We would be much wiser to apply a higher standard than that supplied by the political class. If you believe that those who hold jobs of public trust should not only be above indictment but indeed above suspicion, you will come to a sad, but necessary, conclusion. Gingrich _ who does, after all, hold the second most powerful position by an elected official _ should stand down.

Why? Not because he might be convicted of wrongdoing. He should stand down for the same reason Richard Nixon left office. Nixon did not resign because his lawyers believed he would lose a legal showdown. They believed quite the opposite. He left because he had lost the moral authority to govern. He had to go.

In an earlier age, no one would even question what an office holder would do under these circumstances. Take, for example, Sherman Adams, chief of staff in the Eisenhower administration. Adams accepted, improperly, the gift of a vicuna coat. When this came to light, he was gone in 24 hours. That was the standard. Once the public trust is broken, a public official must forfeit his job.


The Gingrich controversy teaches us some lessons about what has happened to the ethical standards in American life.

Lesson one is that today many public officials assume a right to their jobs right up until the time that they are dragged away in chains.

Lesson two involves the operational morality of the political class. In this case, as in so many other Washington scandals, the defense of Gingrich is based on an appeal to moral relativism, which has become the creed of the enlightened elite. Look, his defenders say, it wasn’t as if he killed somebody or stole the dome off the capitol. Nobody’s perfect. And Gingrich is a lot cleaner than, say, President Clinton.

The third lesson, and the most important one, is that the public no longer seems to care. This is deeply troubling because accepting corruption in government reflects a deepening corruption of the people the government represents.

One shudders to think about how the public would react should it encounter a case like that of Sherman Adams. The ensuing uproar would be one of laughter.”What’s the big deal?”would be the general response. We are too sophisticated for such moral absolutism. We have become so sophisticated that we can now vote for a president even after we tell pollsters that we do not consider him to be an honest man.

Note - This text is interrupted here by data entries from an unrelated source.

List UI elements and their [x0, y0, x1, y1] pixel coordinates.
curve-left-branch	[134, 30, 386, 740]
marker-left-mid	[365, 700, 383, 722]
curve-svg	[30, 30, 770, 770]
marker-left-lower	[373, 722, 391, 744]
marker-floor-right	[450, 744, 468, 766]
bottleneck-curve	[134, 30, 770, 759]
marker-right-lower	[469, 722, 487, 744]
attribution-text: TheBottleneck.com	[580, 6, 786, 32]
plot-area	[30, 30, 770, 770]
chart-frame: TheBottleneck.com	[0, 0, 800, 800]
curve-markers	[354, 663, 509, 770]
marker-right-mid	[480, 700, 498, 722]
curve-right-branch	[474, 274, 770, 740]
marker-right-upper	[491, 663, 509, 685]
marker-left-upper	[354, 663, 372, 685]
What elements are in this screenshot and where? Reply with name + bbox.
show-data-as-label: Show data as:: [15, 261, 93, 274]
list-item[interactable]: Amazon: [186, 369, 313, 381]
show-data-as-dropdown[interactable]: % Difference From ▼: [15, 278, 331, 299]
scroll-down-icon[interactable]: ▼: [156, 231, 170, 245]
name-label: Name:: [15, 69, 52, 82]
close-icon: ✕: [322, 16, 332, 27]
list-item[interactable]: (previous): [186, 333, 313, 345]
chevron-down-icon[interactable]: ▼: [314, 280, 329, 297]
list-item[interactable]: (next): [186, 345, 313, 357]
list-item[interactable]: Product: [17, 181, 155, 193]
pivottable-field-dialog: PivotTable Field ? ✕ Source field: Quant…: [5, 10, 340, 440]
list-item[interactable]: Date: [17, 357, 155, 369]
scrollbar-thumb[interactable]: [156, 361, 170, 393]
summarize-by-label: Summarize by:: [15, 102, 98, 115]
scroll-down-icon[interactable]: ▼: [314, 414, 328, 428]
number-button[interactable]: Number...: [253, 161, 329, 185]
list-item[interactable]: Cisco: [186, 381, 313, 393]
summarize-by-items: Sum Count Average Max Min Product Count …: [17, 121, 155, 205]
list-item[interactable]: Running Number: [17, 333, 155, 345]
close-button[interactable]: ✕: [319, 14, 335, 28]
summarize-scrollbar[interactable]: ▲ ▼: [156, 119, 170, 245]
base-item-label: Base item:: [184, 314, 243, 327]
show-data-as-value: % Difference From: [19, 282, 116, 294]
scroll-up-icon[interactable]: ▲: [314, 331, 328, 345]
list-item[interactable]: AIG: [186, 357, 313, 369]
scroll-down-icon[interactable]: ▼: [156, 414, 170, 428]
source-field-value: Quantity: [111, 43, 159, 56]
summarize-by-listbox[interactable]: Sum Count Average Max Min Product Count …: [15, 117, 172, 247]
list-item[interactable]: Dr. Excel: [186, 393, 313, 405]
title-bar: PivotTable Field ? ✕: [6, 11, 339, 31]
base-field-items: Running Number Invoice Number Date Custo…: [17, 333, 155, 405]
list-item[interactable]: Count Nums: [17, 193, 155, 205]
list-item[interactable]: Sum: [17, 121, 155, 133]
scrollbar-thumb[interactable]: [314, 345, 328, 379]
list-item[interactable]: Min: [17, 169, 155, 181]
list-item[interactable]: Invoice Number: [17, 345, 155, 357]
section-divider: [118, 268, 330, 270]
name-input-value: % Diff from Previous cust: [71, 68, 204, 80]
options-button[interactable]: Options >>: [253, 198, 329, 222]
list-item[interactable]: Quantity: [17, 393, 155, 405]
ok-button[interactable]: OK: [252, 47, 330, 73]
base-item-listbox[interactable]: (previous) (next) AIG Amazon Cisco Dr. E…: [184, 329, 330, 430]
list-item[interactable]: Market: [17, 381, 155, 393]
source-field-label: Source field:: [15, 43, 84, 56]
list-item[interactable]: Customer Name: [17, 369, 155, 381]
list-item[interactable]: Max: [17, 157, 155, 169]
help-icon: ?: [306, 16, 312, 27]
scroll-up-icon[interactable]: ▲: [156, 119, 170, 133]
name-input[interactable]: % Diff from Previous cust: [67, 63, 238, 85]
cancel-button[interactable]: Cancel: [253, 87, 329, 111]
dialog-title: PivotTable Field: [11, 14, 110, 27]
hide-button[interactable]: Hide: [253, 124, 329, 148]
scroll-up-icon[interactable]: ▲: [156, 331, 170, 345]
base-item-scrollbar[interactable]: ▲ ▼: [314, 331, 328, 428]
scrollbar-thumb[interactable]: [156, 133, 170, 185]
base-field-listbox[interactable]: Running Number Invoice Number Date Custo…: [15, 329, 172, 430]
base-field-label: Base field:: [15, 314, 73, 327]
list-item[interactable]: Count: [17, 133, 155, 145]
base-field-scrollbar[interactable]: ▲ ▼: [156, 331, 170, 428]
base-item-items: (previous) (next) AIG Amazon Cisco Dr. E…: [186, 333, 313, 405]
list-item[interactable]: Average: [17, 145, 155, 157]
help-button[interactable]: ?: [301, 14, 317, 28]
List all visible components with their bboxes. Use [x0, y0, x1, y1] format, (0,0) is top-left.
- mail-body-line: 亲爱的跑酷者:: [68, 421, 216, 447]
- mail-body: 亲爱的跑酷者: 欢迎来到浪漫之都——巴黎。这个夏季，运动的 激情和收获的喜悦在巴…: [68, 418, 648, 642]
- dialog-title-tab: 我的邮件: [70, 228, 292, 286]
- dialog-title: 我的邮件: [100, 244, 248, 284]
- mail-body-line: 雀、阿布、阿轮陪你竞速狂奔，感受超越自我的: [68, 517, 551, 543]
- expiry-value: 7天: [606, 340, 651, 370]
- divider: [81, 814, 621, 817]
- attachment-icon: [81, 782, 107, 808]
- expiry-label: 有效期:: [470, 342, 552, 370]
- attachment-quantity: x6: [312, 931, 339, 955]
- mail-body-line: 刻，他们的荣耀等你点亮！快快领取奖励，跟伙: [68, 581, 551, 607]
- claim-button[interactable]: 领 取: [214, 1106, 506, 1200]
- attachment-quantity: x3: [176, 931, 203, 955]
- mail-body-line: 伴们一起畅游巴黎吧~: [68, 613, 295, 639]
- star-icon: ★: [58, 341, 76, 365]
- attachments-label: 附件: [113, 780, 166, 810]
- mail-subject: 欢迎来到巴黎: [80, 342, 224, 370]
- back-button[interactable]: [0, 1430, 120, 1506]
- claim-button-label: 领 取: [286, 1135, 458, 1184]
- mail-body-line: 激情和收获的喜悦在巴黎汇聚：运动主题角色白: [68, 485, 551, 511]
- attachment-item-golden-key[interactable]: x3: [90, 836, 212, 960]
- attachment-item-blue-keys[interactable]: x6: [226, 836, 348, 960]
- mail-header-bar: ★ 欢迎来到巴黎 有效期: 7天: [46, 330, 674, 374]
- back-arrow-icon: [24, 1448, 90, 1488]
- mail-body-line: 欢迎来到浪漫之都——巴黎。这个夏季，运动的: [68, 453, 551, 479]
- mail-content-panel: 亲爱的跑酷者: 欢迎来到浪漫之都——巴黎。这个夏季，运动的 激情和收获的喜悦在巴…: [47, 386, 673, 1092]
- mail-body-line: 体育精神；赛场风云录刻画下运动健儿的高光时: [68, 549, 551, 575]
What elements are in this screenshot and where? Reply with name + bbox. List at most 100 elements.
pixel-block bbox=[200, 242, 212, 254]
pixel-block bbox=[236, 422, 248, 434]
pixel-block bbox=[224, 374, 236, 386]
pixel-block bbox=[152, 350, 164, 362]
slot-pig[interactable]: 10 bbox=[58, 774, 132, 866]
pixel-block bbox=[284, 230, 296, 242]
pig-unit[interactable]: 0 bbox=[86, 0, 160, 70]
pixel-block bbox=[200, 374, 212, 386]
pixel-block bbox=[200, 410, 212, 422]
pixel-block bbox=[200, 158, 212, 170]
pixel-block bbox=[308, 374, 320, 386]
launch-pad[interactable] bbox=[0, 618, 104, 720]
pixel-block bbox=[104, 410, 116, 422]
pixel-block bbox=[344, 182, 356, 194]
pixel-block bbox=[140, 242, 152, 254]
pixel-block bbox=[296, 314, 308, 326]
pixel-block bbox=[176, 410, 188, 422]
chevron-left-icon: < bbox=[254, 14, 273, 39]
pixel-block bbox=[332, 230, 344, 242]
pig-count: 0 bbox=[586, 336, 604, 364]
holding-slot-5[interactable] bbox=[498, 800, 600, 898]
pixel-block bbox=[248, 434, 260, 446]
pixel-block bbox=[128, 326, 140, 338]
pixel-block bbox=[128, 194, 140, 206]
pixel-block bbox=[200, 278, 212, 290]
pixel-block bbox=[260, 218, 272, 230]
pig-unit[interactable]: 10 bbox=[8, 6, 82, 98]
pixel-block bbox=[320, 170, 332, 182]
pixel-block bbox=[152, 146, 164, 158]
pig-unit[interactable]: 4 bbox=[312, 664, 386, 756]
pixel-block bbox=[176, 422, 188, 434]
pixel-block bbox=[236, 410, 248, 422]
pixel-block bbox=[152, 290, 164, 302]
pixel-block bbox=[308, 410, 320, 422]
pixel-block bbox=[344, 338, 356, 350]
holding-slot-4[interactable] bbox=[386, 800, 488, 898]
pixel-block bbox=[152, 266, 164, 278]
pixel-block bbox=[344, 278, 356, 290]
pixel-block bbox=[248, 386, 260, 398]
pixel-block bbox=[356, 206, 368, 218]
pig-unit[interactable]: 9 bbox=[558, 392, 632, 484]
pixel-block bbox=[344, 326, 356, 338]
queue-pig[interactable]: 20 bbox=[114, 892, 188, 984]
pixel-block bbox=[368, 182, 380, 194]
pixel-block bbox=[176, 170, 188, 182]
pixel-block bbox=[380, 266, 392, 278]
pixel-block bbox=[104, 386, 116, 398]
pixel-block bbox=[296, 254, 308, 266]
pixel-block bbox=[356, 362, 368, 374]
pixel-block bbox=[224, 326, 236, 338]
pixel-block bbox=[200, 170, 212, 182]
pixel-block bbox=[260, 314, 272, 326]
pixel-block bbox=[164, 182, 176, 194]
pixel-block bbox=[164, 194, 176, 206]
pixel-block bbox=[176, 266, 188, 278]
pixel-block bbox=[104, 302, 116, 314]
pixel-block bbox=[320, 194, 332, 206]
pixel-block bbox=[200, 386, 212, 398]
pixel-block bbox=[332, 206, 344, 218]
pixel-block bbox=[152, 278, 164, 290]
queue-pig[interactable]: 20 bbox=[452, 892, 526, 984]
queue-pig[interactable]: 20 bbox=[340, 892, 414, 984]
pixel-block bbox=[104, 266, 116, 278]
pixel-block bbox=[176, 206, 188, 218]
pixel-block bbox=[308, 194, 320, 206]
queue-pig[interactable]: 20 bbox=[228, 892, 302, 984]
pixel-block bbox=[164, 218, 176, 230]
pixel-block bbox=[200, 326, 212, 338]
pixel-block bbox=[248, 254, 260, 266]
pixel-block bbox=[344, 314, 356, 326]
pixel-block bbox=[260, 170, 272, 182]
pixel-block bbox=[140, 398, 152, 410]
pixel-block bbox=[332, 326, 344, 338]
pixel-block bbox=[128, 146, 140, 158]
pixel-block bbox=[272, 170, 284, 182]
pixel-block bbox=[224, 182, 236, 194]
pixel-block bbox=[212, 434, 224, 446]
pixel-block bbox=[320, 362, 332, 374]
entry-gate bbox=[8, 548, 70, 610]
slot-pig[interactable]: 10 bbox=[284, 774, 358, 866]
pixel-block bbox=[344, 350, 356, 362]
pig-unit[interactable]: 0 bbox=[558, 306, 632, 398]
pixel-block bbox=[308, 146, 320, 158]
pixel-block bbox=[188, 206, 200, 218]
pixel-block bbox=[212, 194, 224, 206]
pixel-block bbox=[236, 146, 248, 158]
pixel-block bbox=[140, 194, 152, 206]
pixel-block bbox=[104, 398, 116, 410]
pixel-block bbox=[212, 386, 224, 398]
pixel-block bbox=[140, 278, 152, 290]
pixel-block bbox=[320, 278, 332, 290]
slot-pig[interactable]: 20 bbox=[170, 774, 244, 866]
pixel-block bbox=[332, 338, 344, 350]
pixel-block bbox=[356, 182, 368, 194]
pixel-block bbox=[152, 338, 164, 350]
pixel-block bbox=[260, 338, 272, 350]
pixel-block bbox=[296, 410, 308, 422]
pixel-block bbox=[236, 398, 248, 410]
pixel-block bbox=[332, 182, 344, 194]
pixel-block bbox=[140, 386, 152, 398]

Where does this sophistication take us? It allows us to swallow news of the Clinton administration’s improper acquisition of 900 FBI files with hardly a belch. We blink blithely at the acceptance by the Democratic National Committee of millions of dollars in foreign campaign contributions meant to alter U.S. foreign policy. Congressmen who prey on underage pages are re-elected. A senator with a long list of ethical problems spearheads the inquisition against the president.


Until we demand that public officials be above suspicion and above reproach, we can expect more scandals, not less. As those scandals pile up, we can expect more public alienation, not less. And let’s be clear: A corrupt elite governing an alienated populace is not a prescription for a strong or lasting civilization.”America is great because she is good,”are lines often attributed to Alexis de Tocqueville.”If she ceases to be good, she will cease to be great.” Up until recently, these words had a dismissively apocalyptic feel to them. If we are willing, however, to do away with a demand for moral authority, they will come true soon enough.